The air carrier currently employs over 900 people, serves 33 airports within the UK (more than any other airline) and operates up to 1000 flights per week.

 Looking to the Future: Loganair Announce Increase in Flight Frequency For Next Summer

The news of Loganair’s search for new ownership arrives at a similar time as news of its plans for next summer. 2023 will be seeing an increase in flights issued by Loganair, primarily on its Edinburgh and Glasgow routes.

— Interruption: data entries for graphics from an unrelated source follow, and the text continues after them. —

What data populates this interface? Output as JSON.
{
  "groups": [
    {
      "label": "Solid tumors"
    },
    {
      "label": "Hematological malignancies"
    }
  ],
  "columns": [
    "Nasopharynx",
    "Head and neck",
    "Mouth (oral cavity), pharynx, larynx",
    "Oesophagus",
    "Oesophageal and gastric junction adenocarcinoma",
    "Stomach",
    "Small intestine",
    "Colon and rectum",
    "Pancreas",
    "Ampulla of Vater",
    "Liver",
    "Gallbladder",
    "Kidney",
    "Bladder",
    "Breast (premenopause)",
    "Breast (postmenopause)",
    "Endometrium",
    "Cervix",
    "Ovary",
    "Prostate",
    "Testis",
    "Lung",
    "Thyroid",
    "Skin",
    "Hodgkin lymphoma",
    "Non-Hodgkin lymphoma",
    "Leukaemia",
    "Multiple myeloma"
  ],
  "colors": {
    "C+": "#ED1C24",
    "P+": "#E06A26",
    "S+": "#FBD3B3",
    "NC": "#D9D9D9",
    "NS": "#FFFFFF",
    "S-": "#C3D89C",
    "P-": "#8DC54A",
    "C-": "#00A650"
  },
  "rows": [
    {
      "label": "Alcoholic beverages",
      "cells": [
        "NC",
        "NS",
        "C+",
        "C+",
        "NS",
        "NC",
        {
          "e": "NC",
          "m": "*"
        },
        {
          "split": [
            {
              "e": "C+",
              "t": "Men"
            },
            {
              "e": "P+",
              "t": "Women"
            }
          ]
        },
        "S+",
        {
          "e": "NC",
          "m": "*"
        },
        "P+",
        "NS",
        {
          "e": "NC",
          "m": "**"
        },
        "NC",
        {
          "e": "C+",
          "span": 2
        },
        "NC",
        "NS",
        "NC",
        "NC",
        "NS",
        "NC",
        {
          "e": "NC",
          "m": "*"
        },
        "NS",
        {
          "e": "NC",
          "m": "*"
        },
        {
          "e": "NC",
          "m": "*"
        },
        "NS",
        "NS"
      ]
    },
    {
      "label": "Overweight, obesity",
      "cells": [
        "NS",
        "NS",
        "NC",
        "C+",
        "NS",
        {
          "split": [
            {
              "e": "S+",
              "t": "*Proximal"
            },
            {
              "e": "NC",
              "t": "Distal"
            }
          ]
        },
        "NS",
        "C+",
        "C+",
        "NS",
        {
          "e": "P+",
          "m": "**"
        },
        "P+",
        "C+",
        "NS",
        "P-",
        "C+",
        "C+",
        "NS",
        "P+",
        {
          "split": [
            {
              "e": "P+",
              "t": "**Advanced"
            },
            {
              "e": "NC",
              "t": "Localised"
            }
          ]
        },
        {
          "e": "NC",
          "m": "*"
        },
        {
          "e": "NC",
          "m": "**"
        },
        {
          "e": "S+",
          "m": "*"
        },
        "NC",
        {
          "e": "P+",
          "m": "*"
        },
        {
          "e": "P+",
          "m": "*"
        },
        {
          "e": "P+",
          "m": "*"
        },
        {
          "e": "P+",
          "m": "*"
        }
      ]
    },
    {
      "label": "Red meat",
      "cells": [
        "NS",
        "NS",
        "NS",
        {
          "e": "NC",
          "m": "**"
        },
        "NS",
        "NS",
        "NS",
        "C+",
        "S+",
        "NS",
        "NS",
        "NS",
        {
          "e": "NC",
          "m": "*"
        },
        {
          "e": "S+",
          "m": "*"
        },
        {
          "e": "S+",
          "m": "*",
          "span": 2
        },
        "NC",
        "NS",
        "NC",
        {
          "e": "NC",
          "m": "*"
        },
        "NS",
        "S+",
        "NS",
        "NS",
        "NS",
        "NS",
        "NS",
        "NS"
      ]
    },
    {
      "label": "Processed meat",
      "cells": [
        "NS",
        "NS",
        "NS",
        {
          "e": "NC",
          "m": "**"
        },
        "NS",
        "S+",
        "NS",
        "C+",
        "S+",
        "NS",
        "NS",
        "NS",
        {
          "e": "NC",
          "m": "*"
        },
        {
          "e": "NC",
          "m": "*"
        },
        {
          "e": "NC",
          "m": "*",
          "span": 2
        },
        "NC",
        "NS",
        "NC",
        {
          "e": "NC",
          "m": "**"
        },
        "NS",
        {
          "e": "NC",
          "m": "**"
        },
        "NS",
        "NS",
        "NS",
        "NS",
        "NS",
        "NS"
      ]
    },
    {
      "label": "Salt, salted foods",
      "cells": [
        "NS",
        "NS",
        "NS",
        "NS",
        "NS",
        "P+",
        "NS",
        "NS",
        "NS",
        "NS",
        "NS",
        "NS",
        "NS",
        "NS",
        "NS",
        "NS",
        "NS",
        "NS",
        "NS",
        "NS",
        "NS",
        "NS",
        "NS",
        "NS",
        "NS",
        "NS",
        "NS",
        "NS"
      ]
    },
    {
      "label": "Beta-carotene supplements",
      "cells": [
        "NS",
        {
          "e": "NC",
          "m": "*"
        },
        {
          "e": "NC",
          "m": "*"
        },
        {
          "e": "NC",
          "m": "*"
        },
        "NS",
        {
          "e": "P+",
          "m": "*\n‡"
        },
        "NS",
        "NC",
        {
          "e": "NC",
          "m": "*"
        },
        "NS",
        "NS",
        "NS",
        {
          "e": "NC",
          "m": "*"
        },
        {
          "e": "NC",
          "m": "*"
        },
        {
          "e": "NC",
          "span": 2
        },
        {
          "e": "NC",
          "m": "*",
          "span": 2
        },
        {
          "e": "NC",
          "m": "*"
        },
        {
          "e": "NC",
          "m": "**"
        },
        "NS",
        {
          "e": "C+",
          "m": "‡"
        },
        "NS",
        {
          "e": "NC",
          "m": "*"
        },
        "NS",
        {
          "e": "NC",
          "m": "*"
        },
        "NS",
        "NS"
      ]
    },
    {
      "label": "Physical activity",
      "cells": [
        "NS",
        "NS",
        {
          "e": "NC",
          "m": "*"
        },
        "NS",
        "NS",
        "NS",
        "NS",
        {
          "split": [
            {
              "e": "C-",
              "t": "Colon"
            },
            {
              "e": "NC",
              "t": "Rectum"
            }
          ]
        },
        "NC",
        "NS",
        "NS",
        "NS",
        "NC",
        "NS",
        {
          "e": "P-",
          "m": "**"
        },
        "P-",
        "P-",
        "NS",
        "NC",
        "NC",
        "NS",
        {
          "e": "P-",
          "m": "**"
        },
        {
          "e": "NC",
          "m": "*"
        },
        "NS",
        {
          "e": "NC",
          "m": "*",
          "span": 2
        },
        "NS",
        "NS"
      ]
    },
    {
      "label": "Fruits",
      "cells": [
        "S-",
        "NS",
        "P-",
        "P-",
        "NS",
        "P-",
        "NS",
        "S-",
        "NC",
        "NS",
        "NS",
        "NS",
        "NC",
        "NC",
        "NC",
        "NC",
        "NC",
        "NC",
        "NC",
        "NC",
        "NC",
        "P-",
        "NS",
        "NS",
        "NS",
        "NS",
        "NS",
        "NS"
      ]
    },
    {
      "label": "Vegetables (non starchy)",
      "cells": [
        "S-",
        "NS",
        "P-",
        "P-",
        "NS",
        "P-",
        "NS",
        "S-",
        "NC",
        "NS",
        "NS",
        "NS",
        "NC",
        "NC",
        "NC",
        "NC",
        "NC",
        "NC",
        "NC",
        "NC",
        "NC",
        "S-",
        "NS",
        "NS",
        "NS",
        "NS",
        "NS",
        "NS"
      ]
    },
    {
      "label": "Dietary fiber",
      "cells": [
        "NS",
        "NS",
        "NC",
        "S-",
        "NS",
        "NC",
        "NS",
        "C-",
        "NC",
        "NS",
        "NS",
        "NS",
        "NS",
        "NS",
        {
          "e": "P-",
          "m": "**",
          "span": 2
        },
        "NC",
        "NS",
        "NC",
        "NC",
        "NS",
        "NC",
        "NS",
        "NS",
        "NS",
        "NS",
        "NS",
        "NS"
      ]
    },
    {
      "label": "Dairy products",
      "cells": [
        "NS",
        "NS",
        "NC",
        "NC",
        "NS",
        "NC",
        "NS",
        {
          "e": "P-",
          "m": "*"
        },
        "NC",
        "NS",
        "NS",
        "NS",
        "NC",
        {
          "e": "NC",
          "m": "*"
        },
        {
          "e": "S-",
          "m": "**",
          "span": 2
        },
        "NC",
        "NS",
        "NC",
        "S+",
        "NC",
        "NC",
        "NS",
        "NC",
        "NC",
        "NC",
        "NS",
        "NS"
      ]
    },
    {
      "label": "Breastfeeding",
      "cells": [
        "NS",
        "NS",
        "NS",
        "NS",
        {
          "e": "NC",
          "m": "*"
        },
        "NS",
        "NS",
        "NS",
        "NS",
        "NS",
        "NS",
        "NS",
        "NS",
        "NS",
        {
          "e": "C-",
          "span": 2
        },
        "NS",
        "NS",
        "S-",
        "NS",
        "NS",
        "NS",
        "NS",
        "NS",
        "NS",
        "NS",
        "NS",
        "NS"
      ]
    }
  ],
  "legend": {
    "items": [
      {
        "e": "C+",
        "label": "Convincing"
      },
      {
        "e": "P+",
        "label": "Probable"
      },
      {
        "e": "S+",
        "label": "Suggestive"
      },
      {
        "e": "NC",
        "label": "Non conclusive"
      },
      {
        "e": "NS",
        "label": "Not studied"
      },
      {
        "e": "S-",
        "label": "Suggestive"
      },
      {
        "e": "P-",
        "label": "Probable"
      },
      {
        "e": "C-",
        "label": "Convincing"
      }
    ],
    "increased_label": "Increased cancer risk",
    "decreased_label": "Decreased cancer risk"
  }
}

The routes that are set to see an increase in flight frequency are the following:

Edinburgh-Southampton

Edinburgh-Exeter

Edinburgh-Bergen

Glasgow-Southampton. 

Routes to Southampton proved to be a popular flight path, and this didn’t go unnoticed by the airline. The additional flights to these routes aim to increase the ‘interconnectivity’ between the cities, offering travellers more opportunities to explore all the UK has to offer. The Chief Commercial Officer at Loganair, Luke Lovegood, had this to say about their plans to increase their flight frequency:

“Loganair has experienced its busiest summer ever this year, carrying a record number of customers across the UK and Europe and we expect Summer 2023 to be no different. We take great pride in facilitating growth in interconnectivity across the UK and by increasing our frequency on some of our key routes, we can better serve our customers.”

Looking ahead

It is safe to say that although the company will be saying goodbye to its longtime owners, Loganair won’t be losing its spirit or its customers anytime soon.